Contingency is a fundamental concept in evolution. Chance events and the vagaries of history set animals along evolutionary trajectories that are less optimal strategies, and more strategies that make the most of a bad situation. As the immortal Christopher Hitchens so simply put:
Even with all the advantages of retrospect, and a lot of witnesses dead and gone, you can’t make your life look as if you intended it or you were consistent. All you can show is how you dealt with various hands.
We know from experience the role contingency plays in each of our lives. At times*, it can outweigh the relentless driving force of adaptive evolution. Indeed, chance events may be our best explanation for why there are so many different types of animals and plants on this planet; without contingency we would likely be looking at a much more depauperate, uniform world.
For one thing we would not have snooker. For those US readers, snooker is basically gentleman’s pool. Matches can last several days, waistcoats and bow-ties are compulsory, and a butler is present to polish the balls. Do yourself a favor and google it. I spent my undergraduate days in Sheffield, the home of world snooker. Aptly named ‘the Crucible’, Sheffield’s premier snooker hall is filled with as much drama and intrigue as any theatrical show. The city comes alive during world championship season, with the excitement on the streets reaching fever-pitch levels. Frankly, to see that many people take something so silly, so seriously, is life-affirming. I like all sport for that reason, but as an evolutionary biologist, snooker lends a special appeal to me as it is the the most perfect physical embodiment of primate evolution.
No other animals on earth could even attempt snooker. Only several key innovations, unique to the history of primates, make snooker possible. Most obviously, in order to reach the table, one must affect an upright posture. This is not trivial. Most animals require all limbs for balance. Bears and horses can rear up on their hind legs temporarily, but certainly not for the 72 hours required to make it through the grueling 35 frame final in South Yorkshire.
Not only does an upright posture allow us to see the table, it also frees up our hands to hold the cue. Incidentally, freeing up the hands is our best guess for why we stood up in the first place, although then it was for picking berries off the forest floor, rather than phenomenal break-building. Of course, being upright is necessary but not sufficient. In order to deftly sink colors and control the cue ball, one also requires precision grip. The opposable thumb is another adaptation that arose to improve our ability to manipulate food, but again we can co-opt that adaptation (very common in evolution by the way) to different purposes.

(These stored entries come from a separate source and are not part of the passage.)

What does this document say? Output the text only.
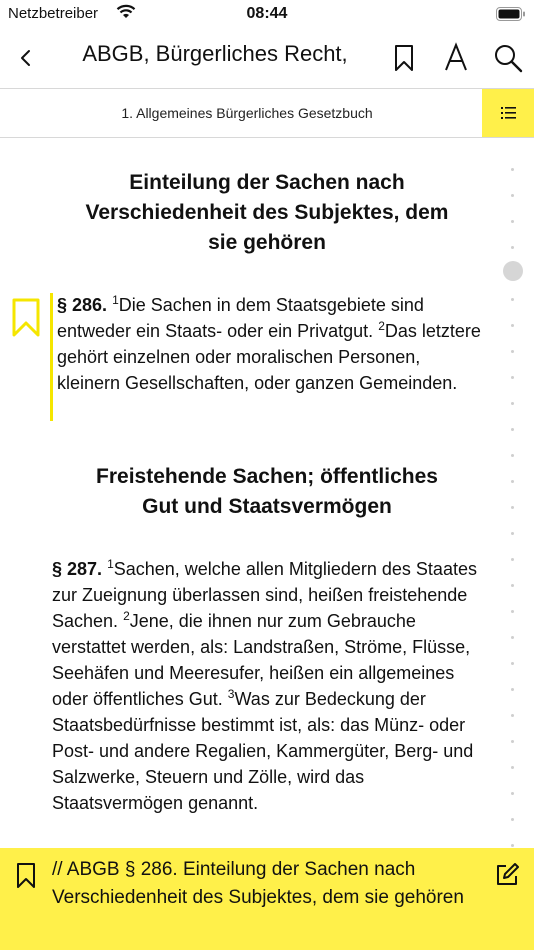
Netzbetreiber	08:44
ABGB, Bürgerliches Recht,
1. Allgemeines Bürgerliches Gesetzbuch
Einteilung der Sachen nach
Verschiedenheit des Subjektes, dem
sie gehören

§ 286. $^1$Die Sachen in dem Staatsgebiete sind entweder ein Staats- oder ein Privatgut. $^2$Das letztere gehört einzelnen oder moralischen Personen, kleinern Gesellschaften, oder ganzen Gemeinden.

Freistehende Sachen; öffentliches
Gut und Staatsvermögen

§ 287. $^1$Sachen, welche allen Mitgliedern des Staates zur Zueignung überlassen sind, heißen freistehende Sachen. $^2$Jene, die ihnen nur zum Gebrauche verstattet werden, als: Landstraßen, Ströme, Flüsse, Seehäfen und Meeresufer, heißen ein allgemeines oder öffentliches Gut. $^3$Was zur Bedeckung der Staatsbedürfnisse bestimmt ist, als: das Münz- oder Post- und andere Regalien, Kammergüter, Berg- und Salzwerke, Steuern und Zölle, wird das Staatsvermögen genannt.

// ABGB § 286. Einteilung der Sachen nach Verschiedenheit des Subjektes, dem sie gehören
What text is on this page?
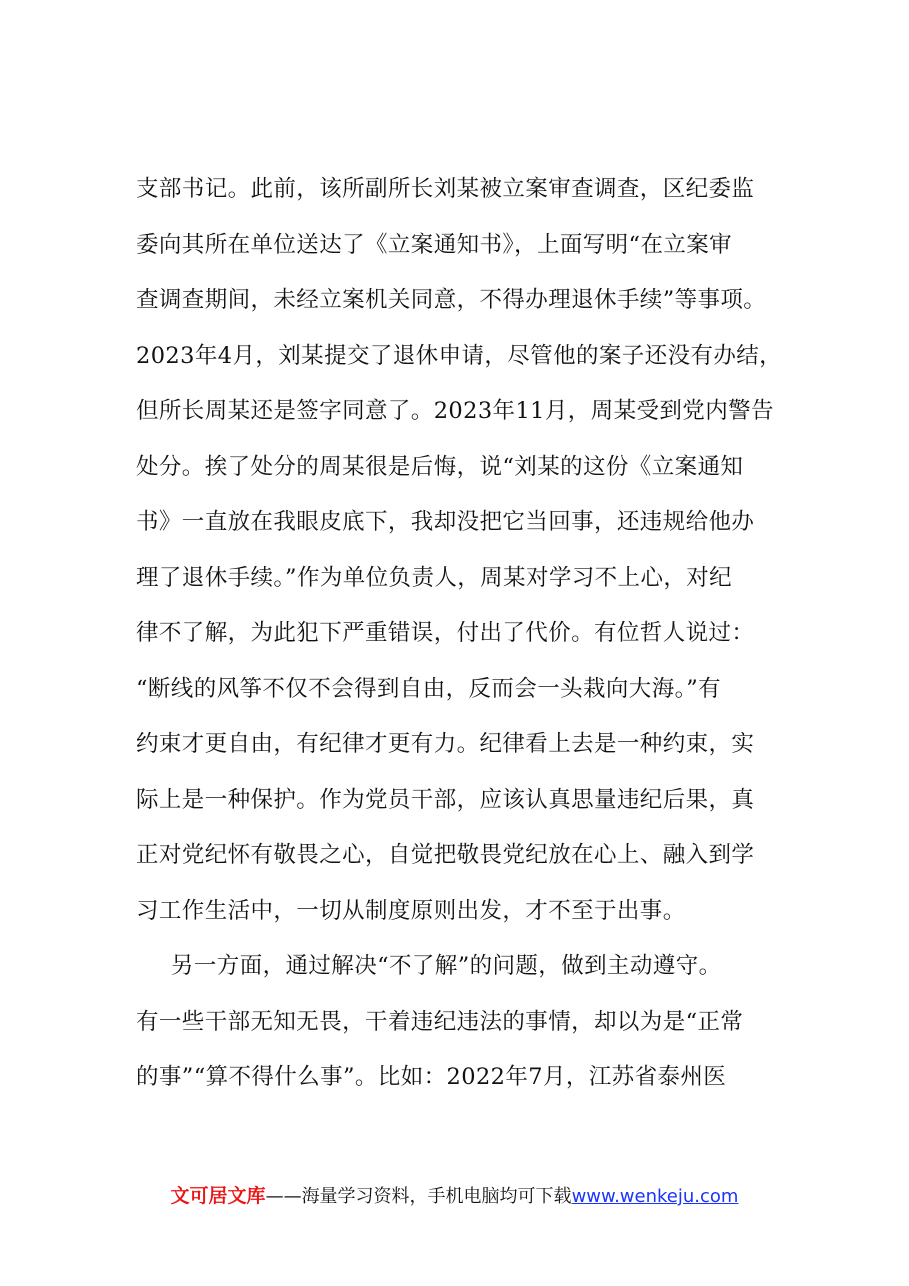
支部书记。此前，该所副所长刘某被立案审查调查，区纪委监
委向其所在单位送达了《立案通知书》，上面写明“在立案审
查调查期间，未经立案机关同意，不得办理退休手续”等事项。
2023年4月，刘某提交了退休申请，尽管他的案子还没有办结，
但所长周某还是签字同意了。2023年11月，周某受到党内警告
处分。挨了处分的周某很是后悔，说“刘某的这份《立案通知
书》一直放在我眼皮底下，我却没把它当回事，还违规给他办
理了退休手续。”作为单位负责人，周某对学习不上心，对纪
律不了解，为此犯下严重错误，付出了代价。有位哲人说过：
“断线的风筝不仅不会得到自由，反而会一头栽向大海。”有
约束才更自由，有纪律才更有力。纪律看上去是一种约束，实
际上是一种保护。作为党员干部，应该认真思量违纪后果，真
正对党纪怀有敬畏之心，自觉把敬畏党纪放在心上、融入到学
习工作生活中，一切从制度原则出发，才不至于出事。
另一方面，通过解决“不了解”的问题，做到主动遵守。
有一些干部无知无畏，干着违纪违法的事情，却以为是“正常
的事”“算不得什么事”。比如：2022年7月，江苏省泰州医
文可居文库——海量学习资料，手机电脑均可下载www.wenkeju.com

So now we have the tools to physically play the game, but we have several adaptations to go before we can actually comprehend what we are doing, i.e. be any good at the game. For instance, it would behoove us to know what balls we were aiming at, and thus color vision seems a rather important prerequisite for snooker**. Even in pool, when the balls are numbered, the issue is not circumvented because the ability to count requires the final primate adaptation we will discuss.
We are a self-aggrandizing bunch, and our species will take any opportunity to laud it over the rest of the animal kingdom with our big brains. It is true that our cognitive abilities are the primary trait that set us apart from other species, and certainly without such processing power, we would not be tearing up the pool halls anytime soon. The main power that our big brains bestow upon us is that of foresight. Very few animals can look past the here and now, to predict future outcomes, or make plans. In order to be even remotely competent at something like snooker requires being able to at least guess where the balls are going to end up after you hit them. This seems pretty easy to us, but as I say, most animals do not have such clairvoyance. In addition, as alluded to previously, big brains are required for counting to any substantial number. With 147 points available on the table at the start of a frame, mathematical skills are as important for snooker as they are for darts. The games we play…
*mass extinction events are the most obvious example
**having said this, I have fond memories of my maternal grandparents glued to the professional snooker on a black-and-white television set! Adds an extra challenge for the spectator I guess, but it didn’t make any sense to me then, and it doesn’t make any sense to me now.